Wie an der Uni-Klinik Leipzig getrickst wurde

In Leipzig wurden die Daten von Patienten manipuliert, damit diese schneller eine neue Leber bekommen. Ein weiterer Skandal, der die Bereitschaft zur Organspende schwäch
von  Vanessa Assmann
Welche Dimension hatten die Manipulationen bei der Organvergabe am Uniklinikum Leipzig?
Welche Dimension hatten die Manipulationen bei der Organvergabe am Uniklinikum Leipzig? © dapd

In Leipzig wurden die Daten von Patienten manipuliert, damit diese schneller eine neue Leber bekommen.
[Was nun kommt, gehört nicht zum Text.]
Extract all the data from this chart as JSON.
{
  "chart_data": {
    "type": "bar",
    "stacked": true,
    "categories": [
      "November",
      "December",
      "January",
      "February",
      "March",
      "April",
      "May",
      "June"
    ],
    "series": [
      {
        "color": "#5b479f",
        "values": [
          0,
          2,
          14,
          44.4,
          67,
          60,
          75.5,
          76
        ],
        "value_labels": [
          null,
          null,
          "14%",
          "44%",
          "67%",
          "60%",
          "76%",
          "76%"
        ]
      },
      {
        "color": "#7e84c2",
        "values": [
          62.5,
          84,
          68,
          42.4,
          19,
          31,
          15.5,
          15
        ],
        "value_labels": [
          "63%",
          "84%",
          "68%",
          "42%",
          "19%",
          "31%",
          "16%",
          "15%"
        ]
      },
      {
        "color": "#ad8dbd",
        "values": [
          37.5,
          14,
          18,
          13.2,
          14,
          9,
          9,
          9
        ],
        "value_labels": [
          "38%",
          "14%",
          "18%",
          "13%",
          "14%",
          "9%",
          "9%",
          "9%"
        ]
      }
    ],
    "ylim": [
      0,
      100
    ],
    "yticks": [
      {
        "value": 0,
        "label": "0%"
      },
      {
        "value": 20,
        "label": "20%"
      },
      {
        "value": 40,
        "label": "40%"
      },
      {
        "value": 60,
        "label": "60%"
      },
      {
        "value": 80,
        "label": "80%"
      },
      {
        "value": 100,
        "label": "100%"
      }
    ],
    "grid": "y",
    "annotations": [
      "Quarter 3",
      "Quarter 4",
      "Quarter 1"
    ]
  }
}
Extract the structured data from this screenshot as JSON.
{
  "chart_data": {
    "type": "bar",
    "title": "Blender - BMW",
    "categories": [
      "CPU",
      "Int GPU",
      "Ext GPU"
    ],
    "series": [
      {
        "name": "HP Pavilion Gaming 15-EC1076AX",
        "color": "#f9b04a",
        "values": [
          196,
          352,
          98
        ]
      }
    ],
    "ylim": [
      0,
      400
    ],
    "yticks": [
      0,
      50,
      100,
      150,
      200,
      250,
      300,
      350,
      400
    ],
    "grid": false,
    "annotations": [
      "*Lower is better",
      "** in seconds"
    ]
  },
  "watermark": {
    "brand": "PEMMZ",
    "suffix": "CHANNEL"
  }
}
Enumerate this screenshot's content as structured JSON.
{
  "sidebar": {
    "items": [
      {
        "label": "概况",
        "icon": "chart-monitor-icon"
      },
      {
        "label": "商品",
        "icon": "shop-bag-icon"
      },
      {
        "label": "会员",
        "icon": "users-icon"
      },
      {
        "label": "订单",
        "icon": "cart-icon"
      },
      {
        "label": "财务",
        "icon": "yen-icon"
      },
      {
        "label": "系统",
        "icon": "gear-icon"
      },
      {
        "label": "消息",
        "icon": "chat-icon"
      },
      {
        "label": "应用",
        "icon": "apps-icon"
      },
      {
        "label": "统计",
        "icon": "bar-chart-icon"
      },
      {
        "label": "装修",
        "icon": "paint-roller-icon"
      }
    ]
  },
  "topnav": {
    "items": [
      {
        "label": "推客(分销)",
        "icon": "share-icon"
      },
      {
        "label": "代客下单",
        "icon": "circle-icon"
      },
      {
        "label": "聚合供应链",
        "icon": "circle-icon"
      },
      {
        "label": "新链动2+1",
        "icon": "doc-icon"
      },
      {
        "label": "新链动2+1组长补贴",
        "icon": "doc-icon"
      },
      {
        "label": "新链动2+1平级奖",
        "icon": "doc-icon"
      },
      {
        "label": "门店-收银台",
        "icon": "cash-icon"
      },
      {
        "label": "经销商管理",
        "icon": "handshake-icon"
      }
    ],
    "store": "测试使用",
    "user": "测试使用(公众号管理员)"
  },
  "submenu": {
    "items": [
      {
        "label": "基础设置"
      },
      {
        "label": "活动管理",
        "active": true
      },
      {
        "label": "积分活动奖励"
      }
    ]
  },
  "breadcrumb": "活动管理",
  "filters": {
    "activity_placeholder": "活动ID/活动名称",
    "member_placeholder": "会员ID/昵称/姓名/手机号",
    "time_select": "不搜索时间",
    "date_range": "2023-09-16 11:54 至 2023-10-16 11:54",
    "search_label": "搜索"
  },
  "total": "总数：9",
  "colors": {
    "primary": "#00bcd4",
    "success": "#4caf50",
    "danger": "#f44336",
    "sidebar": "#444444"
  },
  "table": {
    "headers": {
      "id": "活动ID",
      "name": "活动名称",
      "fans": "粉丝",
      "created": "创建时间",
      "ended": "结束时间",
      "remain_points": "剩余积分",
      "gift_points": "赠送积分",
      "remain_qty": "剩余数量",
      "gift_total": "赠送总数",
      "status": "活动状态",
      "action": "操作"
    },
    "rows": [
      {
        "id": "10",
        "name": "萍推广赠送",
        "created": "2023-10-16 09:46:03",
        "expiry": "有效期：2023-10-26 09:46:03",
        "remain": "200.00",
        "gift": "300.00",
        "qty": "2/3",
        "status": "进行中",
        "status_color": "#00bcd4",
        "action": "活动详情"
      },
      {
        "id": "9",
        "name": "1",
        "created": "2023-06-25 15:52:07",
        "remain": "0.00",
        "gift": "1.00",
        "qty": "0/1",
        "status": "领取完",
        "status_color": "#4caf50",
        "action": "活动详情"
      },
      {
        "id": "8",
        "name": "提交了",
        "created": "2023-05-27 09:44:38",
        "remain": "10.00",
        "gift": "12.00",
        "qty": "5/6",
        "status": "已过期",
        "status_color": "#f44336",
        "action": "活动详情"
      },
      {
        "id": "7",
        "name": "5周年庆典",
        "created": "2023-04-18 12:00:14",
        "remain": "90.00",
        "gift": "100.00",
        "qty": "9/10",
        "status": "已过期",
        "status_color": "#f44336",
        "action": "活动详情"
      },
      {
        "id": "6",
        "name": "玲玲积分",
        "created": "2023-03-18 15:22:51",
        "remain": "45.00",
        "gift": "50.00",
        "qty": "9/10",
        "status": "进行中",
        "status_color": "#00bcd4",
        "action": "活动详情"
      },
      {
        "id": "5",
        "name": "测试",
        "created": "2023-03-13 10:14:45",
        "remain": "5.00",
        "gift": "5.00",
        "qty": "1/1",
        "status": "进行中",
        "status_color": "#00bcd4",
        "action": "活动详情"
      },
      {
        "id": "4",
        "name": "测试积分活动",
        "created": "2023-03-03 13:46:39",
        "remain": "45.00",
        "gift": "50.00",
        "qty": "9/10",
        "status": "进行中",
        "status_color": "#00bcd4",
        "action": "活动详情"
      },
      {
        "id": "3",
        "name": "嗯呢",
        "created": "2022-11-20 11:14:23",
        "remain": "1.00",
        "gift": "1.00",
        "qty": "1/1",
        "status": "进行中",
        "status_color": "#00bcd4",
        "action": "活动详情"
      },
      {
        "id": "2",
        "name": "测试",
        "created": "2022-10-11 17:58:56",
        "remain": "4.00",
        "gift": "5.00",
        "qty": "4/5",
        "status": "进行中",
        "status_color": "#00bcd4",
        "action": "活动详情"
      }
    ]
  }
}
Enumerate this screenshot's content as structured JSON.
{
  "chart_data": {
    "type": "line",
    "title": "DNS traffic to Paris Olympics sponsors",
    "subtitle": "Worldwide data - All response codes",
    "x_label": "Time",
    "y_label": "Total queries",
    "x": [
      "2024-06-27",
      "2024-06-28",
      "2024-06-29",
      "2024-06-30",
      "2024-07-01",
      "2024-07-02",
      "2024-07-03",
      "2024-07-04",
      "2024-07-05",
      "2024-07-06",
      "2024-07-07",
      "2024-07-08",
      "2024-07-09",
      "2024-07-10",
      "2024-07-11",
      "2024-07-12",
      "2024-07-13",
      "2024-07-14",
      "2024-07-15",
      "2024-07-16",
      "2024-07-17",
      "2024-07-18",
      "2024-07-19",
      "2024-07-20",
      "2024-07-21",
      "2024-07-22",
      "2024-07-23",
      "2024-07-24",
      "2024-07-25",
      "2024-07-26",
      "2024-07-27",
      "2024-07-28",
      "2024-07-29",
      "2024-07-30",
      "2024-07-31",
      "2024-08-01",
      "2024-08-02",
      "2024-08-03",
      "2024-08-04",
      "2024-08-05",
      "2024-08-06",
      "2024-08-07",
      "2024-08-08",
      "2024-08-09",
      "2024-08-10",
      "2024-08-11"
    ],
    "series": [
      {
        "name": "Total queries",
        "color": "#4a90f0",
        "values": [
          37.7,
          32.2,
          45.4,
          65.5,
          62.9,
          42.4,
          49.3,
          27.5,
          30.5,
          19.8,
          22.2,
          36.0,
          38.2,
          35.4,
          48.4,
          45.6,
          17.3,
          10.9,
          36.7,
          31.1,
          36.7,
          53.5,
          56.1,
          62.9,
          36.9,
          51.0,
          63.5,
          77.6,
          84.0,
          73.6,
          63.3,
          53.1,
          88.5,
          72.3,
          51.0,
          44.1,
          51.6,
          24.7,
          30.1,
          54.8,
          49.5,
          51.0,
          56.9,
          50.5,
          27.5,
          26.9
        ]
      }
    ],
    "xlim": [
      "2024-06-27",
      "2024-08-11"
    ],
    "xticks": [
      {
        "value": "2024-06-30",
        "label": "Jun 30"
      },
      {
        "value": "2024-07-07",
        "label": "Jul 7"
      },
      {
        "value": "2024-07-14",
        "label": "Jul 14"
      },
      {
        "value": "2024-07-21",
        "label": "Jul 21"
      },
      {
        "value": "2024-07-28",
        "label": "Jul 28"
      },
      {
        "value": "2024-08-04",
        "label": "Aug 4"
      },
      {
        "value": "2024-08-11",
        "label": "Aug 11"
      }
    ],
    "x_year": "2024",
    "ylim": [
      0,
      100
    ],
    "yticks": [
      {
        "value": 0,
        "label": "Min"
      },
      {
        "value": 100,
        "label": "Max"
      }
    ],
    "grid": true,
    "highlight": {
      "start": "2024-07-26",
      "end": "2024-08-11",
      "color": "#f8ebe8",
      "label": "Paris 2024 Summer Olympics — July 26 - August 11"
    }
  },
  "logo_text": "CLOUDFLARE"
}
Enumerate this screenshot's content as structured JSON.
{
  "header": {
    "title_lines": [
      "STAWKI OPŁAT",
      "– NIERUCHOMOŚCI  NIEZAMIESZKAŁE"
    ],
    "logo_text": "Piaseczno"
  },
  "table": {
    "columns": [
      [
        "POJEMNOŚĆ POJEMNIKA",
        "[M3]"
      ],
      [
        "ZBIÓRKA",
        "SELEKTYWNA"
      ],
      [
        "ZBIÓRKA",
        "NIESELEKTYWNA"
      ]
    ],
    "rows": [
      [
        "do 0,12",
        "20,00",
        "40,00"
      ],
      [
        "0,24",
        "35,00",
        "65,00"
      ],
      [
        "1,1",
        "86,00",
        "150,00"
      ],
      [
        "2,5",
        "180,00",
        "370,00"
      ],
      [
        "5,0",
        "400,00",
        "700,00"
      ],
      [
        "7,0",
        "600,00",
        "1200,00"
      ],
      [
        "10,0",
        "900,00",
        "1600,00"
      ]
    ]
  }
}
Ein weiterer Skandal, der die Bereitschaft zur Organspende schwäch

LEIPZIG Die Verunsicherung hält an: Auch an der Universitätsklinik Leipzig haben offenbar Ärzte die Daten ihrer Patienten manipuliert, um diese schneller mit einem Spenderorgan zu versorgen. So geschehen bei 37 der 182 Patienten zu, denen 2010 und 2011 eine Leber transplantiert wurde. Auch im Jahr 2012 kam es zu Ungereimtheiten, die jedoch noch genauer untersucht werden. Der Direktor der Transplantationschirurgie und zwei Oberärzte wurden beurlaubt.

Die Ärzte hatten durch Falschangaben dafür gesorgt, dass die Patienten in der Warteliste der Vergabestelle Eurotransplant nach oben rutschten. Man habe die Patienten kranker gemacht, als sie waren, so der medizinische Vorstand der Uniklinik, Wolfgang Fleig. Möglich war das durch falsche Angaben zur Blutwäsche, der Dialyse. Der Grund: Eine Dialyse gilt bei einem Patienten mit fortgeschrittener Lebererkrankung als zusätzlicher Hinweis, wie dringend eine Lebertransplantation ist. Nun sieht es so aus, dass 2010 und 2011 für 54 Patienten Dialysen gemeldet wurden – doch bei 37 von ihnen gab es diese nie. 2012 betraf das von 10 Patienten einen.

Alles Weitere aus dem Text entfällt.